Unfortunately it does not appear to be a widespread idea to use PHP for this type of application, and i really had to write wrappers for the low level functions.
The manual has a whole section on these functions, and it appears that there are methods for allowing IPC as well.
PCNTL has the functions to control forking/child processes, and Semaphore covers IPC.
The interesting part of this is that i'm able to fork off actual PHP code, not execute other programs.
I'm working on a PHP web interface that will receive huge traffic. Some insert/update requests will contain images that will have to be resized to some common sizes to speed up their further retrieval.
One way to do it is probably to set up some asynchronous queue on the server. Eg. set up a table in a db with a tasks queue that would be populated by PHP requests and let some other process on the server watch the table and process any waiting tasks. How would you do that? What would be the proper environment for that long running process? Java, or maybe something lighter would do?
If what you're doing is really high volume then what you're looking for is something like beanstalkd. It is a distributed work queue processor. You just put a job on the queue and then forget about it.
Of course then you need something at the other end reading the queue and processing the work. There are multiple ways of doing this.
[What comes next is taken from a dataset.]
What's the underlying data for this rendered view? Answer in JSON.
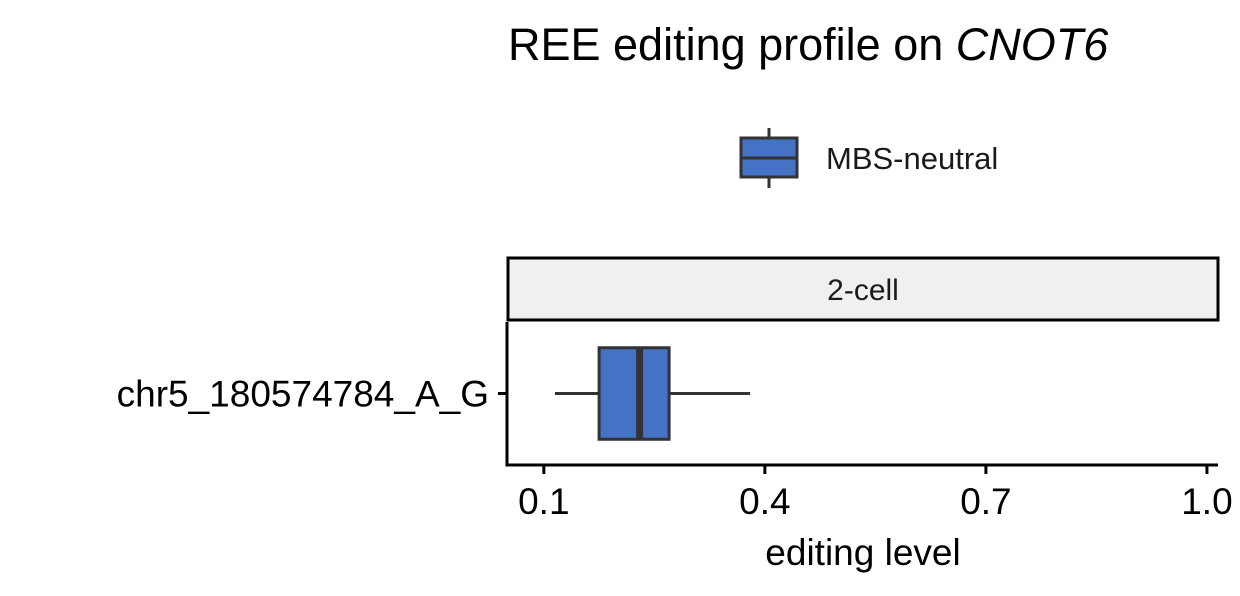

The easiest is probably to have a cron job that runs sufficiently often to read the work queue and process the requests. Alternatively you can use some kind of persistent daemon process that is woken up by work becoming available.
The advantage of this kind of approach is you can tailor the number of workers to how much work needs to get done and beanstalkd handles distributed prorcessing (in the sense that the listners can be on different machines).
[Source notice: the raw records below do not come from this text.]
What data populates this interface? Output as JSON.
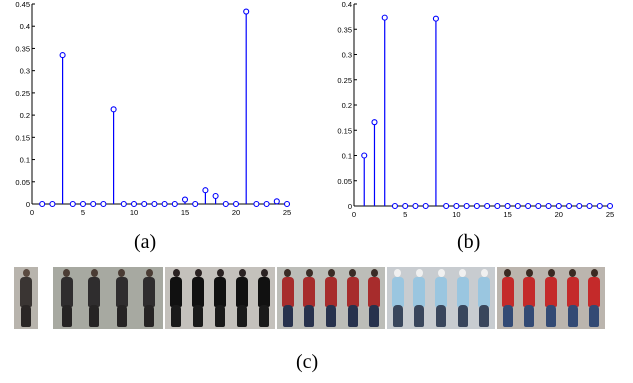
{
  "chart_data": [
    {
      "type": "stem",
      "title": "",
      "xlabel": "",
      "ylabel": "",
      "xlim": [
        0,
        25
      ],
      "ylim": [
        0,
        0.45
      ],
      "xticks": [
        0,
        5,
        10,
        15,
        20,
        25
      ],
      "yticks": [
        0,
        0.05,
        0.1,
        0.15,
        0.2,
        0.25,
        0.3,
        0.35,
        0.4,
        0.45
      ],
      "ytick_labels": [
        "0",
        "0.05",
        "0.1",
        "0.15",
        "0.2",
        "0.25",
        "0.3",
        "0.35",
        "0.4",
        "0.45"
      ],
      "color": "#0000ff",
      "x": [
        1,
        2,
        3,
        4,
        5,
        6,
        7,
        8,
        9,
        10,
        11,
        12,
        13,
        14,
        15,
        16,
        17,
        18,
        19,
        20,
        21,
        22,
        23,
        24,
        25
      ],
      "y": [
        0,
        0,
        0.335,
        0,
        0,
        0,
        0,
        0.213,
        0,
        0,
        0,
        0,
        0,
        0,
        0.01,
        0,
        0.031,
        0.018,
        0,
        0,
        0.433,
        0,
        0,
        0.006,
        0
      ]
    },
    {
      "type": "stem",
      "title": "",
      "xlabel": "",
      "ylabel": "",
      "xlim": [
        0,
        25
      ],
      "ylim": [
        0,
        0.4
      ],
      "xticks": [
        0,
        5,
        10,
        15,
        20,
        25
      ],
      "yticks": [
        0,
        0.05,
        0.1,
        0.15,
        0.2,
        0.25,
        0.3,
        0.35,
        0.4
      ],
      "ytick_labels": [
        "0",
        "0.05",
        "0.1",
        "0.15",
        "0.2",
        "0.25",
        "0.3",
        "0.35",
        "0.4"
      ],
      "color": "#0000ff",
      "x": [
        1,
        2,
        3,
        4,
        5,
        6,
        7,
        8,
        9,
        10,
        11,
        12,
        13,
        14,
        15,
        16,
        17,
        18,
        19,
        20,
        21,
        22,
        23,
        24,
        25
      ],
      "y": [
        0.1,
        0.166,
        0.373,
        0,
        0,
        0,
        0,
        0.371,
        0,
        0,
        0,
        0,
        0,
        0,
        0,
        0,
        0,
        0,
        0,
        0,
        0,
        0,
        0,
        0,
        0
      ]
    }
  ],
  "labels": {
    "a": "(a)",
    "b": "(b)",
    "c": "(c)"
  },
  "image_strip": {
    "query_clothing": "dark coat",
    "groups": [
      {
        "count": 4,
        "clothing": "dark suit"
      },
      {
        "count": 5,
        "clothing": "white shirt, black coat"
      },
      {
        "count": 5,
        "clothing": "red and navy jacket"
      },
      {
        "count": 5,
        "clothing": "light blue jacket, white hood"
      },
      {
        "count": 5,
        "clothing": "red top, jeans"
      }
    ]
  }
}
You may set a cron task that would check the queue table. The script that handles actions waiting in the queue can be written e.g. in php so you don't have to change implementation language.
I use Perl for long running process in combination with beanstalkd. The nice thing is that the Beanstalkd client for Perl has a blocking reserve method. This way it uses almost no CPU time when there is nothing to do. But when it has to do its job, it will automatically start processing. Very efficient.
You would want to create a daemon which would "sleep" for a period of time and then check the database for items to process. Once it found items to process, it would process them and then check again as soon as it was done, if no more, then sleep.
You can create daemon's in any language, including PHP.
Alternatively, you can just have PHP execute a script and continue on. So that PHP won't wait for the script to finish before continuing, execute it in the background.
exec("nohup /usr/bin/php -f /path/to/script/script.php > /dev/null 2>&1 &");
Although you have to be careful with that since you could end up having too many processes running in the background since there is no queueing.
You could use a service like IronWorker to do image processing in the background and take the load off your servers. Since it's a service, you won't need to manage anything or set anything else up and it will scale with you as you grow so if you can do one image with it, you can scale to millions of images with zero effort.
Here's an article on how to do a bunch of image processing transformations:
http://dev.iron.io/solutions/image-processing/
The examples there are in Ruby, but you could do the same stuff with PHP pretty easily.